Grassley, Casey sponsor bill to foster high achievement in public education Print
News Releases - Education & Schools
Written by Grassley Press   
Monday, 18 April 2011 13:18

Friday, April 15, 2011

WASHINGTON – In anticipation of the upcoming debate to reauthorize the Elementary and Secondary Education Act, known in its current form as No Child Left Behind, Senator Chuck Grassley of Iowa and Senator Bob Casey of Pennsylvania introduced legislation last night which would make sure that federal education policy no longer overlooks the needs of high-ability students.

The new proposal is called the TALENT Act, or the To Aid Gifted and High-Ability Learners by Empowering the Nation's Teachers Act.

The senators said the provisions in their bill, S.857, are designed to correct the lack of focus on high-ability students, especially those students in underserved settings, including rural communities, by including them in the school, district, and state planning process that already exists under the Elementary and Secondary Education Act.  The bill would raise the expectation that teachers have the skills to address the special learning needs of various populations of students, including gifted and high-ability learners.  It would provide for professional development grants to help general education teachers and other school personnel better understand how to recognize and respond to the needs of high-ability students.

The legislation also retools and builds upon the goals and purpose of the existing Javits Gifted and Talented Students Education Act so that education policy makers would continue to explore and test strategies to identify and serve high-ability students from underserved groups.  The senators said that these strategies should then be put into the hands of teachers across the country.

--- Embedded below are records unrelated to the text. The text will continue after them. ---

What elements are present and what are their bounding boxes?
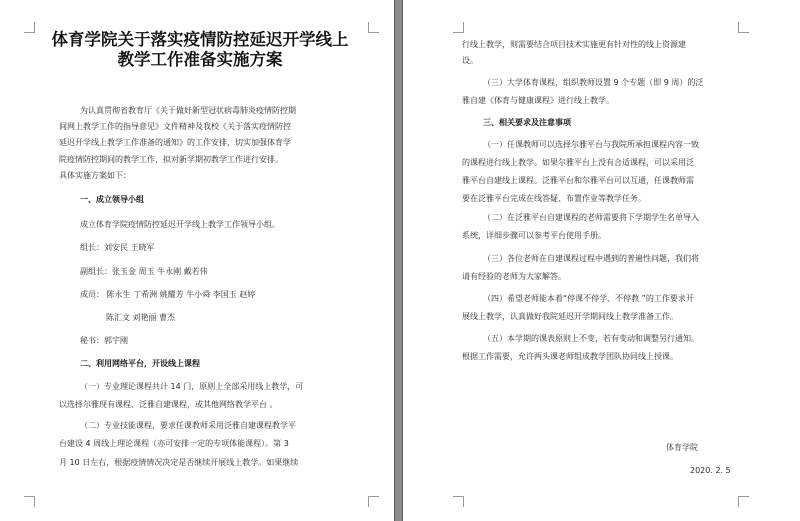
page-margin-corner-top-left bbox=[24, 22, 35, 33]
signature-unit: 体育学院 bbox=[666, 443, 698, 452]
members-line-2: 陈汇文 刘艳丽 曹杰 bbox=[106, 313, 176, 322]
paragraph-line: 展线上教学，认真做好我院延迟开学期间线上教学准备工作。 bbox=[462, 312, 678, 321]
section-3-heading: 三、相关要求及注意事项 bbox=[483, 118, 571, 127]
document-title-line-2: 教学工作准备实施方案 bbox=[117, 50, 283, 69]
section-1-heading: 一、成立领导小组 bbox=[80, 195, 144, 204]
section-2-heading: 二、利用网络平台，开设线上课程 bbox=[80, 359, 200, 368]
paragraph-line: 要在泛雅平台完成在线答疑、布置作业等教学任务。 bbox=[462, 194, 646, 203]
intro-line: 间网上教学工作的指导意见》文件精神及我校《关于落实疫情防控 bbox=[59, 122, 291, 131]
page-separator bbox=[394, 0, 403, 521]
intro-line: 具体实施方案如下： bbox=[59, 171, 131, 180]
paragraph-line: （二）专业技能课程，要求任课教师采用泛雅自建课程教学平 bbox=[80, 421, 296, 430]
paragraph-line: （二）在泛雅平台自建课程的老师需要将下学期学生名单导入 bbox=[483, 213, 699, 222]
paragraph-line: 设。 bbox=[462, 56, 478, 65]
deputy-leader-line: 副组长：张玉金 周玉 牛永刚 戴若伟 bbox=[80, 267, 208, 276]
section-1-text: 成立体育学院疫情防控延迟开学线上教学工作领导小组。 bbox=[80, 220, 280, 229]
paragraph-line: （四）希望老师能本着“停课不停学、不停教 ”的工作要求开 bbox=[483, 294, 694, 303]
document-page-left bbox=[0, 0, 394, 521]
leader-line: 组长：刘安民 王晓军 bbox=[80, 243, 155, 252]
members-line-1: 成员： 陈永生 丁希洲 姚耀芳 牛小舜 李国玉 赵婷 bbox=[80, 290, 256, 299]
paragraph-line: （五）本学期的课表原则上不变，若有变动和调整另行通知。 bbox=[483, 334, 699, 343]
paragraph-line: 雅平台自建线上课程。泛雅平台和尔雅平台可以互通，任课教师需 bbox=[462, 176, 694, 185]
paragraph-line: （一）专业理论课程共计 14 门，原则上全部采用线上教学，可 bbox=[80, 382, 304, 391]
paragraph-line: 月 10 日左右，根据疫情情况决定是否继续开展线上教学。如果继续 bbox=[59, 458, 299, 467]
paragraph-line: 台建设 4 周线上理论课程（亦可安排一定的专项体能课程）。第 3 bbox=[59, 439, 289, 448]
paragraph-line: （三）各位老师在自建课程过程中遇到的普遍性问题，我们将 bbox=[483, 254, 699, 263]
document-title bbox=[40, 30, 360, 70]
paragraph-line: 系统，详细步骤可以参考平台使用手册。 bbox=[462, 231, 606, 240]
document-title-line-1: 体育学院关于落实疫情防控延迟开学线上 bbox=[51, 30, 349, 49]
paragraph-line: 请有经验的老师为大家解答。 bbox=[462, 272, 566, 281]
paragraph-line: （一）任课教师可以选择尔雅平台与我院所承担课程内容一致 bbox=[483, 140, 699, 149]
document-page-right bbox=[403, 0, 800, 521]
paragraph-line: 的课程进行线上教学。如果尔雅平台上没有合适课程，可以采用泛 bbox=[462, 158, 694, 167]
paragraph-line: 根据工作需要，允许两头课老师组成教学团队协同线上授课。 bbox=[462, 352, 678, 361]
intro-line: 延迟开学线上教学工作准备的通知》的工作安排，切实加强体育学 bbox=[59, 138, 291, 147]
page-margin-corner-bottom-left bbox=[24, 496, 35, 507]
page-margin-corner-bottom-left bbox=[453, 496, 464, 507]
page-margin-corner-top-right bbox=[368, 22, 379, 33]
paragraph-line: （三）大学体育课程，组织教师设置 9 个专题（即 9 周）的泛 bbox=[483, 78, 704, 87]
paragraph-line: 行线上教学，则需要结合项目技术实施更有针对性的线上资源建 bbox=[462, 40, 686, 49]
page-margin-corner-bottom-right bbox=[738, 496, 749, 507]
page-margin-corner-bottom-right bbox=[368, 496, 379, 507]
page-margin-corner-top-right bbox=[738, 22, 749, 33]
signature-date: 2020. 2. 5 bbox=[690, 466, 731, 475]
page-margin-corner-top-left bbox=[453, 22, 464, 33]
intro-line: 为认真贯彻省教育厅《关于做好新型冠状病毒肺炎疫情防控期 bbox=[80, 106, 296, 115]
secretary-line: 秘书：郭宇刚 bbox=[80, 336, 128, 345]
paragraph-line: 雅自建《体育与健康课程》进行线上教学。 bbox=[462, 96, 614, 105]
intro-line: 院疫情防控期间的教学工作，拟对新学期初教学工作进行安排。 bbox=[59, 155, 283, 164]
paragraph-line: 以选择尔雅现有课程、泛雅自建课程，或其他网络教学平台 。 bbox=[59, 400, 278, 409]
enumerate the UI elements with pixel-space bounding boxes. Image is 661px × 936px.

“America can no longer afford to ignore the needs of our brightest students and, by doing so, squander their potential.  Our legislation would make the modifications needed to federal education policy to develop and encourage the high achievement that’s possible for so many gifted and talented students and, in turn, enhance the future prosperity of our nation,” Grassley said.

“We must train our teachers to identify and encourage gifted and high-ability learners, particularly in underserved communities,” said Casey.  “The potential of our children must be maximized for their sake and for the sake of our long-term economic growth.”

Casey serves on the Health, Education, Labor, & Pensions Committee, which is currently working through a bipartisan committee process to reauthorize the Elementary and Secondary Education Act.

Grassley has been a leading advocate in Congress for gifted and talented children.  Among other efforts, he sponsored legislation that became part of the original No Child Left Behind Act to expand the availability of gifted education services.